Le projet d’Angela.

Dimanche 13 mars 2011 // L’Europe

Le « pacte de convergence » qui pourrait être adopté en mars est l’œuvre de la chancelière allemande. Il aura de lourdes conséquences sur la vie quotidienne des citoyens européens.

Le projet était étudié depuis plusieurs semaines et Angela Merkel en avait indiqué la logique lors du forum annuel de Davos où les responsables politiques, économiques et financiers discutent loin des caméras. Ainsi, les représentants des grandes banques européennes et américaines, discrètement réunis, étaient d’accord pour estimer qu’un rebondissement de la crise financière commencée aux Etats-Unis en 2008 était inévitable.

Cette crainte est la toile de fond qui permet de comprendre les déclarations publiques de dirigeants inquiets. Le thème officiel est celui d’une sortie de crise facilitée par la mise en place en 2013, d’un système permanent d’aide financière aux Etats trop endettés. Mais les ressources mobilisées ne seront pas suffisantes pour éviter que plusieurs Etats fragiles (Grèce, Portugal, Espagne, Italie) fassent défaut sur leur dette. Il faut donc apaiser les spéculateurs (qui font monter les taux d’intérêt) par l’annonce d’un durcissement de l’austérité dans toute la zone euro. Cela implique l’harmonisation des politiques économiques et sociales dans - un sens compréhensible par les agences de notation qui, en baissant la note de certains Etats, inquiètent ou affolent les spéculateurs.

Tel est le sens de la phrase lancée par Angela Merkel à Davos : « Vous ne pouvez avoir une monnaie unique et des systèmes sociaux complètement divergents ». La France a immédiatement soutenu le « pacte de compétitivité » présenté par Berlin au sommet européen du 4 février.

Ce pacte est maintenant « de convergence », mais l’intention n’a pas changé : réduire les dépenses publiques.
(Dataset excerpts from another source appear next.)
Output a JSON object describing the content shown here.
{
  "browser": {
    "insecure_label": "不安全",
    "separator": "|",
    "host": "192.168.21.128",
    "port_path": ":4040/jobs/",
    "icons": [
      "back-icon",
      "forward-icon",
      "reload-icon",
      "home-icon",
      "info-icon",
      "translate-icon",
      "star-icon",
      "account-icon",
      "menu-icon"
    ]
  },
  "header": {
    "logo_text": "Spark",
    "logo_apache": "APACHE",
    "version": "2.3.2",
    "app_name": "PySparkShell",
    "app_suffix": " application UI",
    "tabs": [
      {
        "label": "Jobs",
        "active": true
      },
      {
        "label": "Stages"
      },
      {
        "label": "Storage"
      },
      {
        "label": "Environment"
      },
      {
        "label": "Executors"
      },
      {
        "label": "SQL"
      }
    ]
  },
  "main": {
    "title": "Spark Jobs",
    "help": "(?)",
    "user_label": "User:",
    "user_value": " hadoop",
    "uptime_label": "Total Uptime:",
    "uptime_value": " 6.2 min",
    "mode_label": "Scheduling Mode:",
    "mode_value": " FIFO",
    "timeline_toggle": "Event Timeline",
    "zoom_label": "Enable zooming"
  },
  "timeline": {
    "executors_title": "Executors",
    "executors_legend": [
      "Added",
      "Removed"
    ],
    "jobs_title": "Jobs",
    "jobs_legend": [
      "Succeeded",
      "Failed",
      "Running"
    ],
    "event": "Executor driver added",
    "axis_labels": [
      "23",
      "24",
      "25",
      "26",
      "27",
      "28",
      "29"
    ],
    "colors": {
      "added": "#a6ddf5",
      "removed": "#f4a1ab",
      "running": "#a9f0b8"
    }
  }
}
Comment ?

Les Etats de la zone euro inscriront dans leur constitution le principe de l’équilibre budgétaire, fixeront à 67 ans l’âge de la retraite, rendront le travail plus flexible, adopteront une imposition commune (la plus basse possible) pour les sociétés... C’est à ces conditions, dit-on, que la crise de la dette souveraine sera résolue, que les spéculateurs seront découragés et que, si un malheur avive malgré tout, le mécanisme européen de solidarité financière pourra jouer.

Les partenaires de l’Allemagne semblent se résigner à ce plan de sauvetage puisque l’Espagne et le Danemark annoncent leur intention d’imiter l’Allemagne pour la retraite à 67 ans. A l’Élysée on se souvient cependant des manifestations contre la retraite à 62 ans et l’on envisage avec inquiétude l’annonce d’un nouvel allongement de la durée du travail mais le principe d’équilibre budgétaire devrait être inscrit dans la Constitution.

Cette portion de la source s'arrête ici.